Every time I had the chance to sit and stare into traffic from the unsettling proximity of some or another sidewalk cafe (“Do you guys want an ashtray?” “God I wish, lady.”) I found myself wanting to bring up the Great New York - LA debate. I believe it ranks up there with HOW SOON IS TOO SOON? (to do it) (it’s always too soon, ya’ll, so throw that line of thinking out the window) and OHMYGOD WE JUST GOT TO COLLEGE AND YOU ARE FROM THE MIDWEST AND CALL SODA POP YOU RETARD HAHA ARENT PEOPLE CRAZAY?! Those conversations you know are Things but you end up having them anyway. And, oh, do you have them.
“So what’s the verdict?” I think I asked Lindsay that no less than 5x. Each time squinting into the sun, forgetting my sunglasses were on my head. Each time swirling my straw in an iced coffee that I couldn’t help but chuckle, “NOW THAT’S A LOTTA COFFEE!” and then promptly drank it all.
“I dunno…,” we’d each say, growing more sincere every time we touched on it.
(And let it be known are never ones to withold an opinion! if we say we don’t know, well, goddammit, we don’t.)

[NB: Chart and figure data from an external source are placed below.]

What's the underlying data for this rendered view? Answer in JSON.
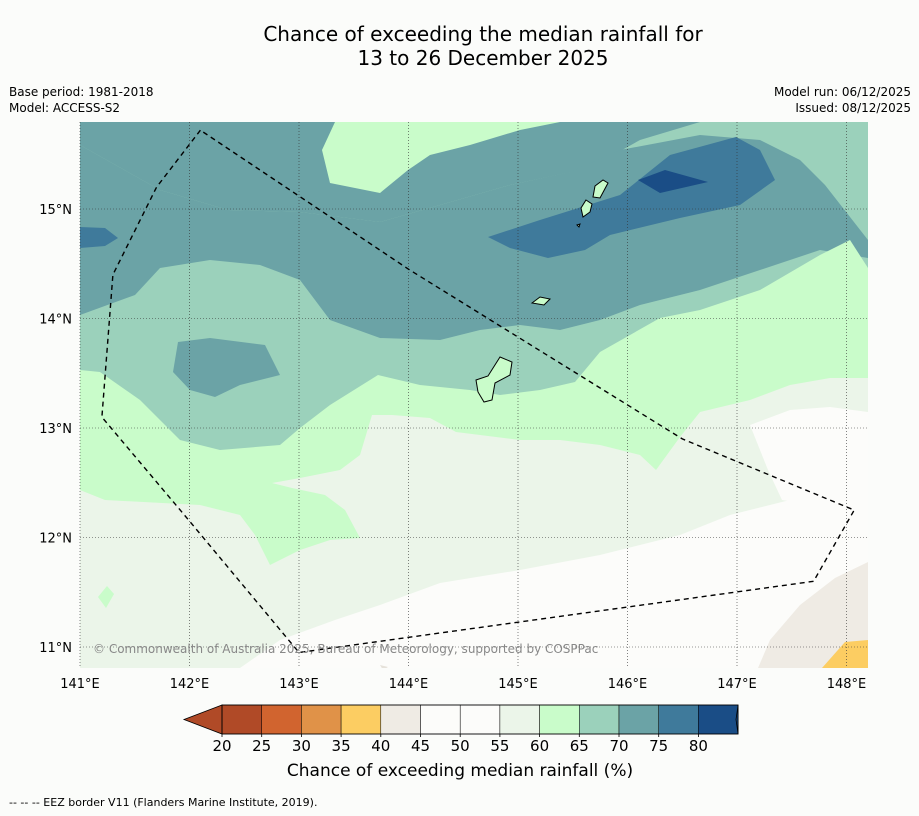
{
  "title": {
    "line1": "Chance of exceeding the median rainfall for",
    "line2": "13 to 26 December 2025"
  },
  "meta": {
    "base_period": "Base period: 1981-2018",
    "model": "Model: ACCESS-S2",
    "model_run": "Model run: 06/12/2025",
    "issued": "Issued: 08/12/2025"
  },
  "map": {
    "copyright": "© Commonwealth of Australia 2025, Bureau of Meteorology, supported by COSPPac",
    "lat_labels": [
      "15°N",
      "14°N",
      "13°N",
      "12°N",
      "11°N"
    ],
    "lat_values": [
      15,
      14,
      13,
      12,
      11
    ],
    "lon_labels": [
      "141°E",
      "142°E",
      "143°E",
      "144°E",
      "145°E",
      "146°E",
      "147°E",
      "148°E"
    ],
    "lon_values": [
      141,
      142,
      143,
      144,
      145,
      146,
      147,
      148
    ],
    "lon_range": [
      141,
      148.2
    ],
    "lat_range": [
      10.8,
      15.8
    ],
    "eez_border": [
      [
        142.1,
        15.72
      ],
      [
        141.7,
        15.2
      ],
      [
        141.3,
        14.4
      ],
      [
        141.2,
        13.1
      ],
      [
        142.0,
        12.15
      ],
      [
        143.0,
        10.95
      ],
      [
        147.7,
        11.6
      ],
      [
        148.07,
        12.25
      ],
      [
        146.5,
        12.9
      ],
      [
        144.0,
        14.45
      ]
    ]
  },
  "colorbar": {
    "title": "Chance of exceeding median rainfall (%)",
    "ticks": [
      "20",
      "25",
      "30",
      "35",
      "40",
      "45",
      "50",
      "55",
      "60",
      "65",
      "70",
      "75",
      "80"
    ],
    "colors": [
      "#b04a27",
      "#d1642f",
      "#e09248",
      "#fccd62",
      "#efebe4",
      "#fcfcfa",
      "#fcfcfa",
      "#ebf5e9",
      "#c9fcca",
      "#9bd1bb",
      "#6ba3a6",
      "#3f7a9b",
      "#1a4d86"
    ],
    "under_color": "#b04a27",
    "over_color": "#1a4d86"
  },
  "footnote": "--  --  -- EEZ border V11 (Flanders Marine Institute, 2019)."
}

Los Angeles seems to be a place where you can have your own life. A life the way maybe I thought a life was before I moved to New York and was inundated with the idea that there are always Things You Are Supposed to Be Doing and Places You Should Be Doing Them— whether you ignore them or subvert them or blow them out of the fucking water is up to you— all with signifiers and connotations, of course, and always coupled with the idea that you are either actively rebelling or conforming and then the personal evaluation running atop all of this (which is, of course, parallel to everyone else’s evaluation of Your Life Choices.

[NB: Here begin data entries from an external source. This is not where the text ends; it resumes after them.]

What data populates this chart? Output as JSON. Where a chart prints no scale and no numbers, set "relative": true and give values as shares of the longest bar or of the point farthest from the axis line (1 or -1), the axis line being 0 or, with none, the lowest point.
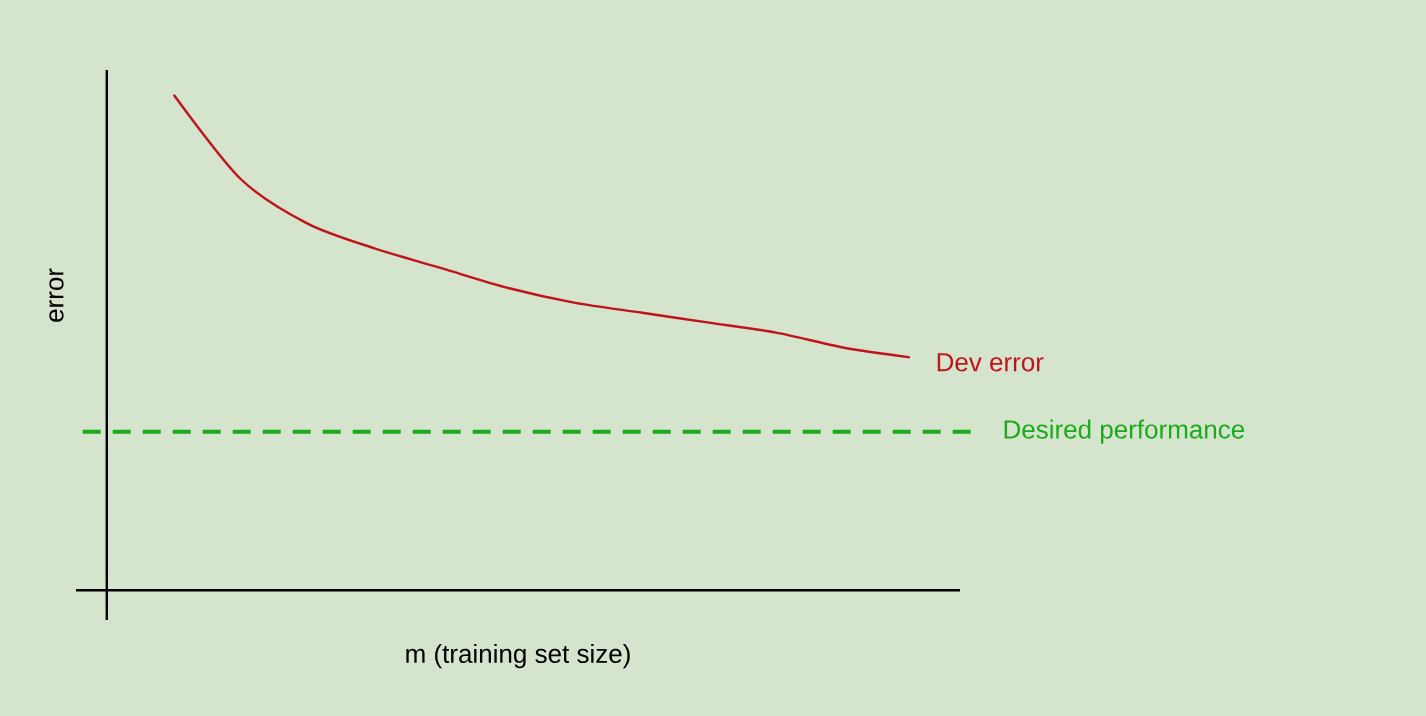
{
  "chart_data": {
    "type": "line",
    "xlabel": "m (training set size)",
    "ylabel": "error",
    "relative": true,
    "categories": [
      null,
      null,
      null,
      null,
      null,
      null,
      null,
      null,
      null,
      null,
      null,
      null
    ],
    "series": [
      {
        "name": "Dev error",
        "color": "#c0141c",
        "values": [
          1,
          0.83,
          0.74,
          0.69,
          0.65,
          0.61,
          0.58,
          0.56,
          0.54,
          0.52,
          0.49,
          0.47
        ]
      }
    ],
    "ref_lines": [
      {
        "axis": "y",
        "value": 0.32,
        "label": "Desired performance",
        "color": "#1aaa1a",
        "line_style": "dashed"
      }
    ]
  }
}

And maybe this is just what it is to visit somewhere else, to be in the middle of a certain moment in your life, where you are living with the burden of your own freedom and you have that goddamn Joan Didion essay practically memorized and maybe today you trust your own decision-making ability and maybe tomorrow you don’t.
What I mean to say is, they are so far beyond compare, which motherfucker, makes it even harder. It doesn’t feel like somewhere that would be My City I say. No one is in New York defending why they don’t live in LA, but here, it seems, everyone has a reason or two explaining why they aren’t on the East Coast, or a story about their time there, and how exhausting it was or how cold it got.
Maybe all I can say is: It is fun to drive in a car late at night and share profundities with someone over the car radio. To look up and find the mountains every time, unexpectedly; they are always there.